PS 科博にあるというエンジン資料は、分類調査しておく必要があると思うのだけど…誰かやりませんか?

参考文献
[1] 松岡久光、液体ロケットエンジン機の誕生 日本初のロケット戦闘機秋水、三樹書房、2004.
[2] 山名正夫、”最後の30秒ー羽田沖全日空機墜落事故の調査と研究”、朝日新聞社、1972(昭和47年).
[3] 柳田邦夫, “マッハの恐怖,” フジ出版社、1971(昭和46年).
[4]平岡坦、”落穂ひろい”、日本ロケット協会、No.117〜127、1975(昭和50年).

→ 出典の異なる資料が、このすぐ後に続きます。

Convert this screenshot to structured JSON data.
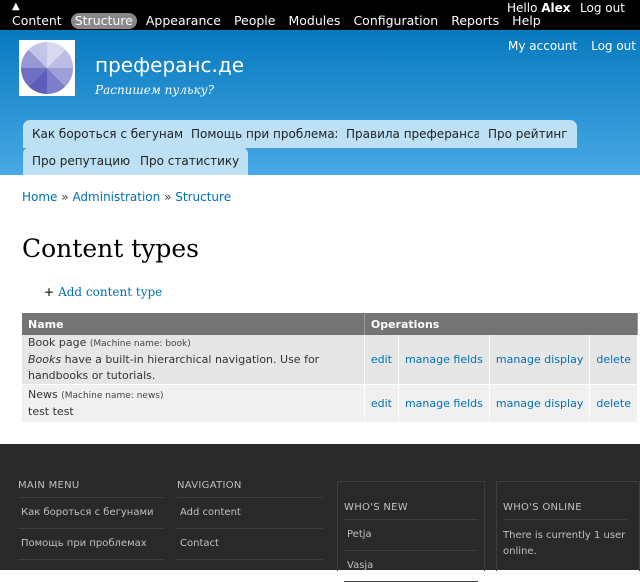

[5] http://orbitseals.blogspot.com/2018/05/le-1-rocket-engine.html
https://twitter.com/dirg_rocketdyne/status/919072164522835968
[6] https://rnavi.ndl.go.jp/kensei/entry/NTM-1.php
資料はこちらから読める http://www.fischer-tropsch.org/primary_documents/gvt_reports/USNAVY/USNTMJ%20Reports/USNTMJ_toc.htm
[7] USNTMJ, JM-200-L-X-38(N)-5, Japanese Fuels and Lubricants-Article 5, Research on Rocket Fuels of the Hydrogen Peroxide-Hydrazine Type.